When it comes to soft skills, active listening is one of the most beneficial for salespeople. People buy from those they know, like and trust, and when you learn to listen well to prospects, you begin to build honest and trusting business relationships.

Ben Brearley, a leadership coach and trainer, says from a practical perspective, listening helps you understand what someone needs and what actions to take. While listening sounds easy enough, distractions – including your own self-talk – can get in the way.

In this issue of PromoPro Daily, we dig into Brearley’s thoughts on four ways you can begin to listen better at work.

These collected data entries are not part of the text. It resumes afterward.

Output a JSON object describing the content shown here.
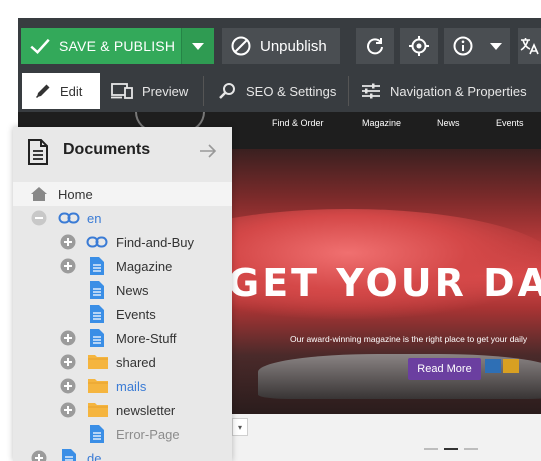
{
  "toolbar": {
    "save_label": "SAVE & PUBLISH",
    "unpublish_label": "Unpublish",
    "colors": {
      "save": "#33a95a",
      "bar": "#383c40",
      "button": "#4a4e52"
    }
  },
  "tabs": [
    {
      "label": "Edit",
      "icon": "pencil-icon"
    },
    {
      "label": "Preview",
      "icon": "devices-icon"
    },
    {
      "label": "SEO & Settings",
      "icon": "search-icon"
    },
    {
      "label": "Navigation & Properties",
      "icon": "sliders-icon"
    }
  ],
  "site": {
    "nav": [
      "Find & Order",
      "Magazine",
      "News",
      "Events"
    ],
    "headline": "GET YOUR DAILY",
    "subline": "Our award-winning magazine is the right place to get your daily",
    "read_more": "Read More"
  },
  "tree": {
    "title": "Documents",
    "items": [
      {
        "label": "Home",
        "type": "home"
      },
      {
        "label": "en",
        "type": "link"
      },
      {
        "label": "Find-and-Buy",
        "type": "link"
      },
      {
        "label": "Magazine",
        "type": "page"
      },
      {
        "label": "News",
        "type": "page"
      },
      {
        "label": "Events",
        "type": "page"
      },
      {
        "label": "More-Stuff",
        "type": "page"
      },
      {
        "label": "shared",
        "type": "folder"
      },
      {
        "label": "mails",
        "type": "folder"
      },
      {
        "label": "newsletter",
        "type": "folder"
      },
      {
        "label": "Error-Page",
        "type": "page"
      },
      {
        "label": "de",
        "type": "page"
      }
    ]
  }
}
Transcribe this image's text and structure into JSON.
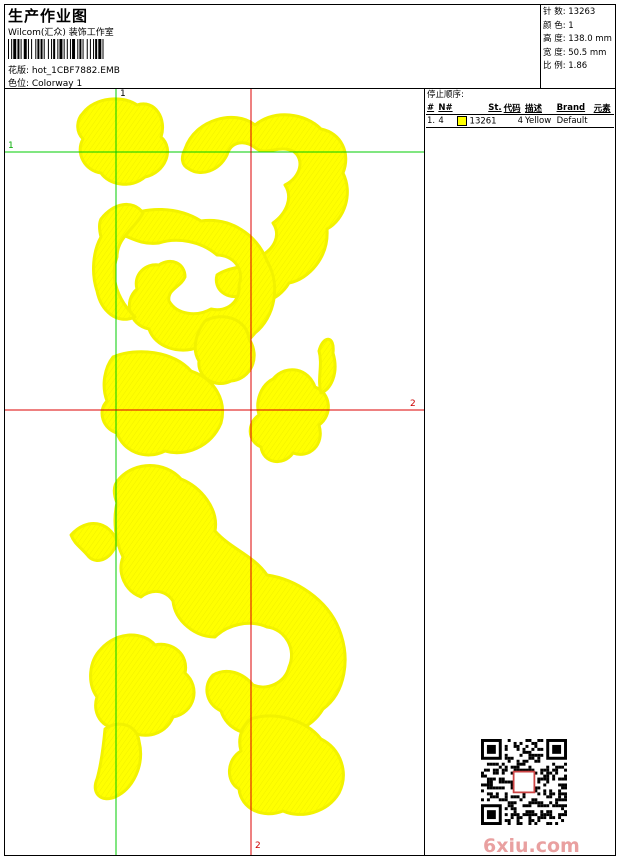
{
  "header": {
    "title": "生产作业图",
    "subtitle": "Wilcom(汇众) 装饰工作室",
    "pattern_label": "花版: hot_1CBF7882.EMB",
    "colorway_label": "色位:  Colorway 1"
  },
  "stats": {
    "stitches": "针 数: 13263",
    "colors": "颜 色: 1",
    "height": "高 度: 138.0 mm",
    "width": "宽 度: 50.5 mm",
    "ratio": "比 例: 1.86"
  },
  "guides": {
    "v1_top": "1",
    "h1_left": "1",
    "h2_right": "2",
    "v2_bottom": "2"
  },
  "stop_sequence": {
    "title": "停止顺序:",
    "columns": [
      "#",
      "N#",
      "St.",
      "代码",
      "描述",
      "Brand",
      "元素"
    ],
    "rows": [
      {
        "num": "1.",
        "needle": "4",
        "code": "13261",
        "stitches_col": "4",
        "desc": "Yellow",
        "brand": "Default",
        "element": "",
        "color": "#ffff00"
      }
    ]
  },
  "watermark": "6xiu.com",
  "colors": {
    "thread": "#ffff00",
    "thread_stroke": "#e8e800",
    "guide_green": "#00cc00",
    "guide_red": "#dd0000",
    "watermark": "#e9a0a0"
  }
}
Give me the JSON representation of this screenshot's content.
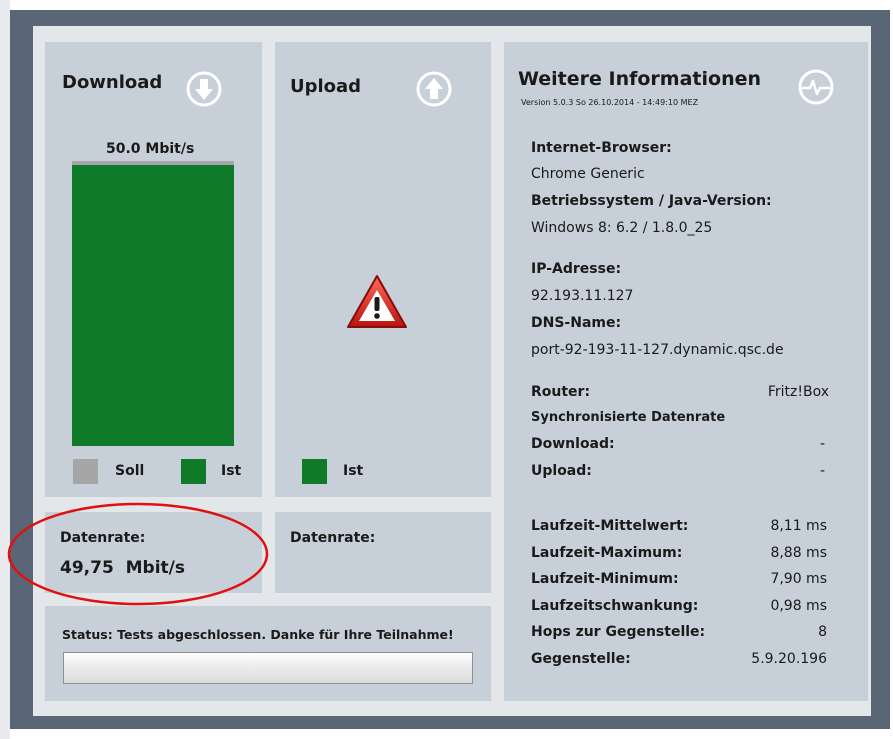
{
  "download": {
    "title": "Download",
    "max_label": "50.0 Mbit/s",
    "bar_fraction": 1.0,
    "legend_soll": "Soll",
    "legend_ist": "Ist",
    "rate_label": "Datenrate:",
    "rate_value": "49,75  Mbit/s"
  },
  "upload": {
    "title": "Upload",
    "legend_ist": "Ist",
    "rate_label": "Datenrate:"
  },
  "info": {
    "title": "Weitere Informationen",
    "version": "Version 5.0.3   So 26.10.2014 - 14:49:10 MEZ",
    "browser_label": "Internet-Browser:",
    "browser_value": "Chrome Generic",
    "os_label": "Betriebssystem / Java-Version:",
    "os_value": "Windows 8: 6.2 / 1.8.0_25",
    "ip_label": "IP-Adresse:",
    "ip_value": "92.193.11.127",
    "dns_label": "DNS-Name:",
    "dns_value": "port-92-193-11-127.dynamic.qsc.de",
    "router_label": "Router:",
    "router_value": "Fritz!Box",
    "sync_label": "Synchronisierte Datenrate",
    "sync_down_label": "Download:",
    "sync_down_value": "-",
    "sync_up_label": "Upload:",
    "sync_up_value": "-",
    "stats": [
      {
        "label": "Laufzeit-Mittelwert:",
        "value": "8,11 ms"
      },
      {
        "label": "Laufzeit-Maximum:",
        "value": "8,88 ms"
      },
      {
        "label": "Laufzeit-Minimum:",
        "value": "7,90 ms"
      },
      {
        "label": "Laufzeitschwankung:",
        "value": "0,98 ms"
      },
      {
        "label": "Hops zur Gegenstelle:",
        "value": "8"
      },
      {
        "label": "Gegenstelle:",
        "value": "5.9.20.196"
      }
    ]
  },
  "status": {
    "label": "Status:",
    "text": "Tests abgeschlossen. Danke für Ihre Teilnahme!",
    "progress_fraction": 0
  },
  "colors": {
    "ist_green": "#0f7a2a",
    "soll_gray": "#a6a6a6",
    "panel": "#c7d0d9",
    "annotation_red": "#e01010"
  }
}
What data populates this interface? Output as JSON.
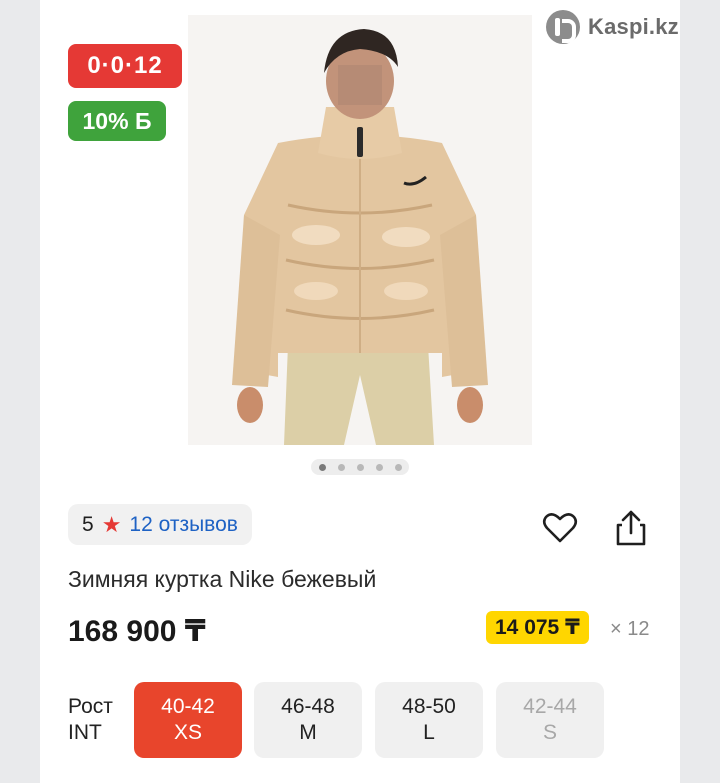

  1. Reduce distractions. When you’re meeting with someone, put your phone on silent mode. Nothing says “I’m not interested” like looking at your phone when someone is talking to you, Brearley says. He also recommends closing your laptop and muting your smartwatch. This will give you the best chance to really hear what the other person is saying and sends a message that you are providing your undivided attention.
  2. Make time to listen. If your day is booked and you’re running from meeting to meeting, you won’t be in the best headspace to truly listen. Consider deferring conversations to when you have time to give proper attention. You could also cancel your commitments if you know the conversation is an important one, Brearley says. Don’t try to squeeze in discussions when you just don’t have time.
  3. Remember it’s not about you. To listen better, remember to keep the conversation about the other person. Brearley says many people tend to relate what they’re hearing to their own personal experiences. If they’re not careful, they’ve changed the conversation to be about them.
  4. Check in on your listening habits. Everyone can refine their listening skills. Even if you consider yourself a good listener, it’s helpful to monitor your listening habits. For example, Brearley recommends reflecting on times you felt uninterested or impatient when someone was talking. Or maybe you felt distracted during a conversation, and you didn’t focus on what was being said. These things can be tough to monitor, he says, but that’s what reflection is for.

Everyone wants to be heard, including your prospects. Show them you care about what they have to say by polishing your listening skills. Remember you don’t always need to have the answer – you simply need to hear what the other person is saying.